Проснулся, когда еще было темно. Никак не мог понять, рано или поздно, не хотел зажигать спичку, чтобы не разбудить мать, поэтому еще немного полежал, пока не начали перекликаться петухи. Только тогда вскочил, стал одеваться.
— Максим, ты же хоть поешь на дорогу! — застонала мать.
— Да поем. Вы лучше спите!
— Не спеши, не надрывай сердце… Дорога-то не близкая… И где эта болезнь взялась на мою голову!
Она дышала тяжело, с трудом, Володя, чтобы хотя немного ободрить ее, весело сказал:
— Ничего, мама, скоро поправитесь! Вот принесу вам лекарство — сразу поправитесь!
— Дай боже, сынок… Ты смотри не продешеви, разузнай, какая цена, а тогда уже и продавай.
— Не продешевлю, не бойтесь.
Вбросив кабанчика в мешок, вышел за ворота. Немного постоял, колеблясь, по какой дороге пойти — спуститься прямо в село или взять вправо. Через село ближе, выйдет прямо на большак, который ведет к Хороливке, но, если взять вправо, можно заскочить к Марийке. «Пойду направо», — решил Володя.
Шел босиком, ботинки нес в мешке, чтобы не запылились и не так быстро сносились. Когда доберется до Хороливки, тогда наденет. В ботинках, чтобы не достал кабанчик, краюха хлеба, кусок сала и полдесятка яблок — харч на весь день.
Степь приняла его в свое таинственное лоно, дохнула в лицо теплой волной. Хлеба стояли неподвижно и сонно, и не было им ни конца ни края — разлились до самого неба. Да и небо покрыли, свисая книзу тяжелыми, зрелыми колосьями. Только иногда перезрелой звездой сорвется зерно, покатится вниз и упадет на землю. И всем этим хлебам — и земным и небесным — уже снились, наверное, косы и серпы, мужские и женские руки, широкие соломенные шляпы и белые платки, арбы и телеги с поднятыми оглоблями. Снилось пение наостриней, веселые, огромные, неутомимые крылья ветряков и колеса водяных мельниц, шорох белой муки, которая сыплется из лотков в мешки. И как венец всех снов, как царица всех сновидений — ароматная, пышная паляница, которая белым солнцем сияет посреди праздничного стола, на самом почетном месте, и обветренные губы хозяина хаты, который набожно целует ее перед тем, как разрезать…

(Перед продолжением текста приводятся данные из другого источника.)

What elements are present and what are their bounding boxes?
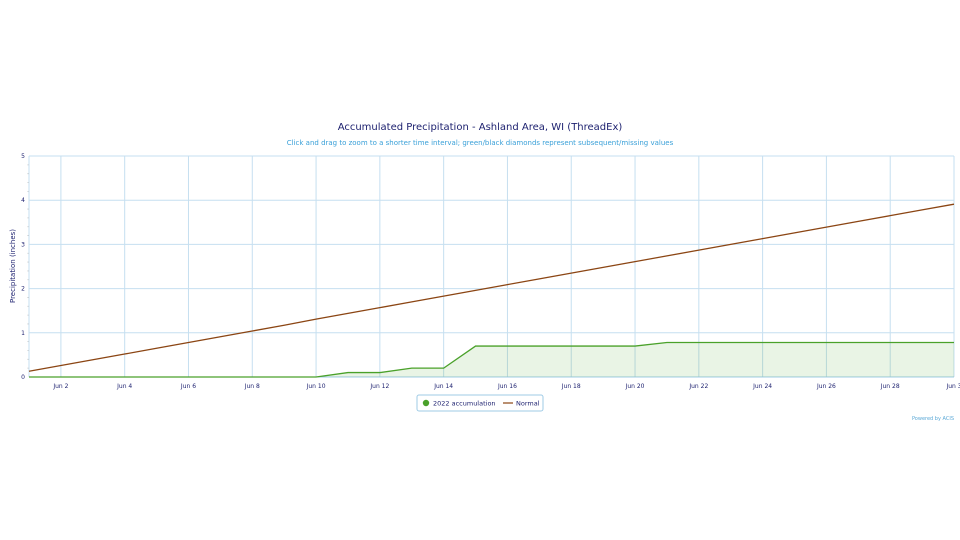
legend-marker-2022 (422, 399, 430, 407)
chart-subtitle: Click and drag to zoom to a shorter time… (287, 139, 674, 147)
area-layer (29, 342, 954, 377)
x-tick-label: Jun 2 (52, 383, 68, 390)
y-axis-ticks: 0 1 2 3 4 5 (21, 153, 25, 381)
x-tick-label: Jun 8 (244, 383, 260, 390)
y-tick-label: 5 (21, 153, 25, 160)
y-tick-label: 2 (21, 286, 25, 293)
x-tick-label: Jun 3 (945, 383, 960, 390)
y-tick-label: 3 (21, 241, 25, 248)
x-tick-label: Jun 28 (880, 383, 900, 390)
x-tick-label: Jun 18 (561, 383, 581, 390)
x-tick-label: Jun 10 (306, 383, 326, 390)
x-tick-label: Jun 14 (433, 383, 453, 390)
y-axis-label: Precipitation (inches) (9, 229, 17, 303)
series-line-normal (28, 203, 955, 372)
y-tick-label: 4 (21, 197, 25, 204)
legend-box (416, 394, 544, 412)
plot-grid (27, 155, 955, 378)
lines-layer (28, 203, 955, 378)
x-tick-label: Jun 22 (688, 383, 708, 390)
legend-label-2022[interactable]: 2022 accumulation (433, 400, 496, 408)
legend-label-normal[interactable]: Normal (516, 400, 540, 408)
x-tick-label: Jun 20 (625, 383, 645, 390)
y-tick-label: 0 (21, 374, 25, 381)
series-line-2022-accumulation (29, 341, 954, 378)
x-tick-label: Jun 6 (180, 383, 196, 390)
x-tick-label: Jun 16 (497, 383, 517, 390)
x-tick-label: Jun 4 (116, 383, 132, 390)
x-tick-label: Jun 24 (752, 383, 772, 390)
series-area-0 (29, 342, 954, 377)
legend[interactable]: 2022 accumulation Normal (416, 394, 544, 412)
y-tick-label: 1 (21, 330, 25, 337)
chart-title: Accumulated Precipitation - Ashland Area… (338, 122, 623, 133)
x-axis-ticks: Jun 2 Jun 4 Jun 6 Jun 8 Jun 10 Jun 12 Jun 14 Ju… (52, 383, 960, 390)
x-tick-label: Jun 12 (369, 383, 389, 390)
x-tick-label: Jun 26 (816, 383, 836, 390)
credit-link[interactable]: Powered by ACIS (912, 416, 954, 422)
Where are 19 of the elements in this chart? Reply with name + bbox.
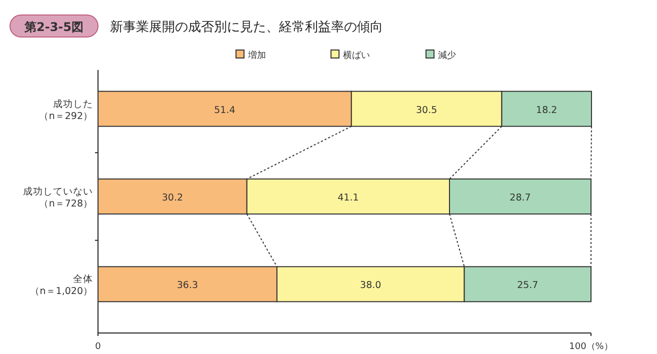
text: 25.7 (517, 280, 538, 292)
legend-label: 横ばい (343, 50, 370, 61)
text: 第2-3-5図 (23, 20, 84, 34)
text: 41.1 (338, 192, 359, 204)
y-tick-label: 成功した（n＝292） (38, 98, 93, 122)
text: 18.2 (536, 104, 558, 116)
chart-title: 新事業展開の成否別に見た、経常利益率の傾向 (110, 19, 383, 35)
y-tick-label: 全体（n＝1,020） (30, 273, 93, 298)
text: 38.0 (360, 280, 382, 292)
x-tick-label: 0 (95, 342, 102, 352)
text: 36.3 (176, 280, 198, 292)
text: 51.4 (214, 104, 236, 116)
text: 30.2 (162, 192, 184, 204)
text: 28.7 (510, 192, 531, 204)
text: 30.5 (416, 104, 438, 116)
y-tick-label: 成功していない（n＝728） (23, 186, 93, 210)
legend-label: 減少 (438, 50, 456, 61)
legend-label: 増加 (247, 50, 266, 61)
x-tick-label: 100（%） (569, 342, 613, 352)
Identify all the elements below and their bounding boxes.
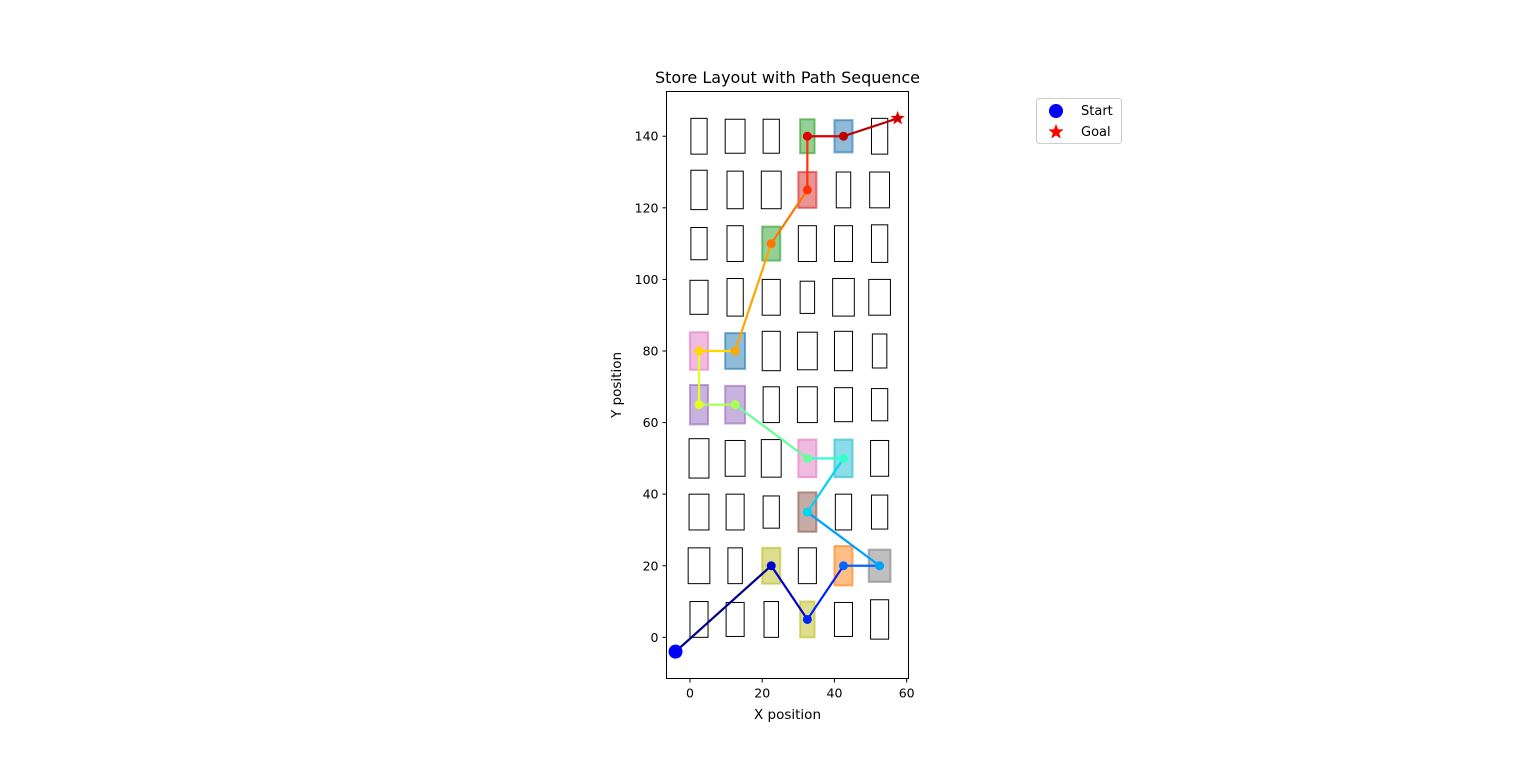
shelf <box>799 280 816 314</box>
y-axis-ticks: 0 20 40 60 80 100 120 140 <box>635 129 667 645</box>
x-tick-label: 40 <box>827 686 843 701</box>
markers-layer <box>668 110 905 659</box>
shelf <box>760 439 782 478</box>
shelf <box>690 169 708 211</box>
shelf <box>869 171 891 209</box>
shelf <box>689 279 709 315</box>
shelf <box>762 495 780 529</box>
shelf <box>870 388 889 422</box>
shelf <box>726 225 744 263</box>
path-waypoint <box>802 614 812 624</box>
x-axis-label: X position <box>754 707 821 723</box>
shelf <box>870 599 890 640</box>
y-tick-label: 40 <box>643 487 659 502</box>
y-tick-label: 60 <box>643 415 659 430</box>
path-waypoint <box>802 131 812 141</box>
legend-start-label: Start <box>1081 104 1113 119</box>
path-segment <box>674 564 773 653</box>
path-segment <box>806 564 845 621</box>
shelf <box>834 493 853 531</box>
chart-title: Store Layout with Path Sequence <box>655 68 920 87</box>
path-waypoint <box>802 453 812 463</box>
path-layer <box>674 117 899 653</box>
y-tick-label: 100 <box>635 272 659 287</box>
shelf <box>689 601 709 638</box>
y-tick-label: 80 <box>643 343 659 358</box>
shelf <box>760 170 782 210</box>
legend-start-marker <box>1049 104 1063 118</box>
y-axis-label: Y position <box>609 352 625 419</box>
y-tick-label: 140 <box>635 129 659 144</box>
path-segment <box>806 510 881 567</box>
shelf <box>725 493 745 531</box>
legend-goal-label: Goal <box>1081 125 1111 140</box>
shelf <box>833 387 854 423</box>
y-tick-label: 120 <box>635 200 659 215</box>
shelf <box>688 438 710 479</box>
shelf <box>727 547 743 585</box>
shelf <box>724 439 746 477</box>
x-tick-label: 60 <box>899 686 915 701</box>
path-waypoint <box>694 400 704 410</box>
shelf <box>726 170 744 210</box>
shelf <box>870 439 890 477</box>
goal-inner-marker <box>892 113 903 123</box>
path-waypoint <box>838 561 848 571</box>
start-marker <box>668 644 683 659</box>
shelf <box>688 493 710 531</box>
path-waypoint <box>802 185 812 195</box>
path-waypoint <box>730 346 740 356</box>
x-axis-ticks: 0 20 40 60 <box>686 678 915 701</box>
shelf <box>833 225 854 263</box>
shelf <box>833 330 854 372</box>
shelf <box>724 118 746 154</box>
path-waypoint <box>838 453 848 463</box>
path-segment <box>842 117 899 138</box>
path-segment <box>770 564 809 621</box>
shelf <box>796 386 818 424</box>
shelf <box>725 601 745 637</box>
path-waypoint <box>694 346 704 356</box>
y-tick-label: 20 <box>643 558 659 573</box>
shelf <box>833 601 854 637</box>
path-waypoint <box>766 239 776 249</box>
shelf <box>870 117 889 155</box>
path-waypoint <box>766 561 776 571</box>
y-tick-label: 0 <box>651 630 659 645</box>
shelf <box>868 278 891 316</box>
shelf <box>871 333 888 369</box>
path-segment <box>806 457 845 514</box>
plot-frame <box>666 91 909 679</box>
path-waypoint <box>875 561 885 571</box>
shelves-layer <box>687 117 892 640</box>
path-segment <box>770 188 809 245</box>
path-segment <box>734 403 809 460</box>
path-waypoint <box>730 400 740 410</box>
shelf <box>797 547 817 585</box>
x-tick-label: 20 <box>754 686 770 701</box>
legend: Start Goal <box>1036 98 1122 144</box>
x-tick-label: 0 <box>686 686 694 701</box>
path-segment <box>734 242 773 353</box>
shelf <box>762 386 780 424</box>
shelf <box>690 117 708 155</box>
shelf <box>796 331 818 371</box>
shelf <box>762 118 780 154</box>
shelf <box>870 224 889 263</box>
shelf <box>761 330 781 372</box>
legend-goal-star-icon <box>1048 124 1064 139</box>
shelf <box>835 171 852 209</box>
shelf <box>687 547 711 585</box>
shelf <box>761 278 781 316</box>
path-waypoint <box>838 131 848 141</box>
shelf <box>763 601 779 638</box>
shelf <box>870 494 889 530</box>
shelf <box>726 278 744 317</box>
shelf <box>797 225 817 263</box>
path-waypoint <box>802 507 812 517</box>
shelf <box>832 278 855 317</box>
shelf <box>690 227 708 261</box>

Володя и не опомнился, как перед ним вырос знакомый двор, он как бы вынырнул из-под земли. Положил мешок с кабанчиком под плетнем, тихонько подошел к окну. Постучал по стеклу:
— Марийка!.. Марийка!..
В окне вместо Марийкиного показалось усатое лицо. Приплюснув стеклом нос, отец Марийки присматривался (Володя так и замер), угрожающе спросил:
— Какой там дьявол зовет Марийку?! Вот выйду из хаты, я тебе покажу Марийку!..
Лицо скрылось, а Володя поскорее в клуню в тень.
Но вот тихонько бряцнула щеколда, приоткрылась дверь, тонкая девичья фигурка выскользнула из хаты, быстро пробежала через двор, прямо к клуне. Без платка, босая, в одной сорочке и в темной, наспех надетой юбке, она бежала так легко, что Володе казалось, что Марийка не касается ногами земли. Подбежала, доверчиво прижалась теплым, разомлевшим от сна телом, уткнулась лицом в Володину грудь и счастливо засмеялась.
— Ты почему не пришла?
Марийка оторвала от груди лицо.
— Володя!..
— Ну что?
— Ты меня любишь?
Тот рассердился:
— Лучше скажи, почему не пришла.
— Отец не отпустил, — ответила Марийка и, обняв его за шею, вся так и прильнула к нему. — Ах, как я тебя, Володя, люблю!.. Куда это ты собрался? — поинтересовалась спустя некоторое время.
— В Хороливку… за лекарством… Мать заболела…
— Бедные они, бедные… Как бы это я хотела быть возле них!.. Володя, а у тебя мать хорошая?
— Очень! А у тебя?
— Моя тоже хорошая… А отец строгий…
— Ну, мне надо идти.
— Ты же, когда будешь возвращаться назад, заглянешь?
— Посмотрю.
— Так я тебя буду ждать… Подожди немного, Володя.